General Zia, who presided over Pakistan’s Islamisation and Afghan policy, died in an air crash in 1988. This was a perfect time to gradually rollback the nation-building through a jingoistic view of Islam and private Jihad. Unfortunately, the establishment within Pakistan preferred to continue with this policy to keep a deep influence in Afghanistan and to support the cause of Kashmir. Incidentally, around same time a purely indigenous insurgency had spiked in the Indian occupied Jammu and Kashmir following widespread protests against rigged elections to state assembly in 1987.
Consequently, KPK and adjoining Fata region particularly continued to serve as a sanctuary for the growth of intolerant and militant narrative which, to make the matters worse, got sectarian and Arab Salafist undertones too. It is for this fact that research study mentioned earlier noticed increase in the number of madrassas between 1988 and 2002 with significant rise in Deobandi seminaries, which increased from 1779 to 7000! As many as over 4000 of these seminaries today are located in KPK and Fata. Continued for decades, all this just mutilated the Pashtun outlook.
Geographic traits and Pashtunwali values of Pashtun aside, Pashtuns have been overfed with the impression that they are genetically best fit only to fight. This is in stark contrast to Pashtun cultural heritage which is so full of softer aspects such as romantic folklores of Adam Khan-Durkhanai, Yousuf Khan-Shehrbano, Sher Alam-Mamonai, and poetry, especially ‘tappay’ so famous with rural Pashtun women.

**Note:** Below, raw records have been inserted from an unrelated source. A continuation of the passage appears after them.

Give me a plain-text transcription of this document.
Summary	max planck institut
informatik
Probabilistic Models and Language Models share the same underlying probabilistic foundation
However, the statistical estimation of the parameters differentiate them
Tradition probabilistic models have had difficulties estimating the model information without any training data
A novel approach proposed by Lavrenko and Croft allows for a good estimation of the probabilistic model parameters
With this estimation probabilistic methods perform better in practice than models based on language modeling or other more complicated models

And who can deny the contribution of Pashtun legendary artists to film industry in India and Pakistan.
Without meaningful investment from the state of Pakistan towards health and education development in KPK and Fata, these areas were left to the indoctrination of intolerant narrative of the religion through Madrassa, mosque and formal schools which only helped the rise of militaristic attitudes.
Certainly, there is no dearth of violent extremists within other regions and ethnicities of Pakistan, but Pashtuns are so stereotypically identified with violent extremists who pose a threat to the state and society of Pakistan. This in turn, and so rightly, offends the ethnic identity of Pashtun. It is similar to how all Muslims in the West and other non-Muslim countries are generally seen with a suspicion for fears of terrorism, obviously though not even a fraction of Muslims in the world subscribe to violent extremism.
It goes without saying that letting this perception grow unchecked is homicidal to a democratic country with dreadful consequences in store.
Certainly, sustainable solution lies in revisiting the state narrative which will require reforms in governance, education policy, Madrassa education, and foreign policy.